Not only does Gunneng show us a new image of the war by focusing on the women’s situation. She is also trying to show the German soldiers in a new light. She brings forward how the situation does not appear only in black and white, and that there are traces of compassion everywhere, in spite of the seemingly hopelessness. In the title work (Com)passion Gunneng has put together objects and photos. The work consists of three parts. The first, Bon bon, is made up of a photo of German soldiers marching in Djupvik. The image has been transferred onto a large, light textile hanging from the ceiling. Since the image is suspended in the middle of the room, an not on a wall, it enters the viewer’s reality. At the same time the thin, transparent fabric transforms the hard reality into something fragile and soft. In many ways it contrasts the brutality of the barbed wire that Gunneng has found in Djupvik, and which is placed underneath the image. The German soldiers were not brutes, the title claims. They gave sweets to the children, an unexpected luxury in wartime. This ambivalence marks the whole of Gunneng’s project. The good in the bad. Humanity in an inhumane situation.

We see signs of compassion in another part of the work: They needed it more than you did. Again we see an installation made of an image transferred on a textile hanging from the ceiling, plus a readymade on the floor. The photo shows villagers at the time of the war. The readymade is a kettle on a tablecloth made of handmade paper. The title was uttered by Gunneng’s grandmother. The Russian prisoners had stolen cream from the family. Even though the locals had a difficult time, they knew the Russians were worse off.

The combination of real objects and photos raise interesting questions around the subject of authenticity. The photography has been considered a witness of truth. Especially the kind of documentary photos Gunneng has put to use. In this context the found objects are superior to the photos in terms of authenticity. Here, the reality of the past is literally brought into the space of the gallery. It is as if the artist insists that this has actually happened. As if we didn’t know. By bringing up the story of Djupvik, it is as though Gunneng is bringing up a trauma. Not a trauma experienced by her. Rather the trauma of the village. Gunneng has told of how many people refused to speak of the events of the war. It was hard to make them open up. In this way the artist becomes a kind of therapist to the village. She unearths old memories and displays them.
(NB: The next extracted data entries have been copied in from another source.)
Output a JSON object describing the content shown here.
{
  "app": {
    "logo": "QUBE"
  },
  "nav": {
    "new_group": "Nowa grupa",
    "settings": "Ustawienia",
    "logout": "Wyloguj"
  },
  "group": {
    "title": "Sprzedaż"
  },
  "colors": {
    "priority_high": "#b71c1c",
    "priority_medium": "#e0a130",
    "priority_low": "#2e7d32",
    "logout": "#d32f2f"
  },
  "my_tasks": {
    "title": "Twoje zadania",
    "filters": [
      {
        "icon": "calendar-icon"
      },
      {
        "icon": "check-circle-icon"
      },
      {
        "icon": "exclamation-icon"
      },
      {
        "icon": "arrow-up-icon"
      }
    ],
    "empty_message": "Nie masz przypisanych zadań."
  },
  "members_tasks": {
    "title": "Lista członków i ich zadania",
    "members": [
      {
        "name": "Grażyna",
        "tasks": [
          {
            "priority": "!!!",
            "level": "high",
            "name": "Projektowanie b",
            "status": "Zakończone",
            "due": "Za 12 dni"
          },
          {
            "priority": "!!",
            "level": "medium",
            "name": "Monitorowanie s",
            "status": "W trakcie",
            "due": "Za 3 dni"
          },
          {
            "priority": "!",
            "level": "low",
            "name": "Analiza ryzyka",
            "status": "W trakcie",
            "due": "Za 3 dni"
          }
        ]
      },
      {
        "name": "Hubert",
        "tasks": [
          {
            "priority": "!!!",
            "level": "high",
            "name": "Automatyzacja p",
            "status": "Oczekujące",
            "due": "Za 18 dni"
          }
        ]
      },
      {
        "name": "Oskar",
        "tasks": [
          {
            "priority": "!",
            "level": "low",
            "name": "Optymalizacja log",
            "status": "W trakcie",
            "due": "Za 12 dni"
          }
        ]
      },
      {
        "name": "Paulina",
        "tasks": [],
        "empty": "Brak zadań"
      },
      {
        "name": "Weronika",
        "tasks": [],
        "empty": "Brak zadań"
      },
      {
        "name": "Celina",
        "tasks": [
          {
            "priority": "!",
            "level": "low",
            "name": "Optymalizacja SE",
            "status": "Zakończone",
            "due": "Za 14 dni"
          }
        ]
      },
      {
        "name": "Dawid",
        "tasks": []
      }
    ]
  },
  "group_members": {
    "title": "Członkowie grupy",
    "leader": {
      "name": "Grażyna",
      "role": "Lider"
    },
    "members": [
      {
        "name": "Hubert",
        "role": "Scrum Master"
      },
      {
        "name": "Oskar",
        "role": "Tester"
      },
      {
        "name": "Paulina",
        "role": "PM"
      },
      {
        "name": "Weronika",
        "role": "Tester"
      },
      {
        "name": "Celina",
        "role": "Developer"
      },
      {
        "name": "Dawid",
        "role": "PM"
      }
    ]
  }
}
Freud described trauma as being two-part, where the original, suppressed childhood trauma could only be comprehended and accessed through a similar trauma experienced as an adult. Even if we, in Norway, have not experienced war close at hand since the second world war, an obvious interpretation of Gunneng’s preoccupation with war and compassion is not only as a historical comment, but also a current commentary to a world where war crimes fill the headlines. For the trauma is universal. It is human. Maybe that is why this aforementioned calm descends. Does compassion exist out there, after all?

Torill Østby Haaland has a masters degree in Art History from the University of Oslo. She is working with the teaching of art, and as an art critic.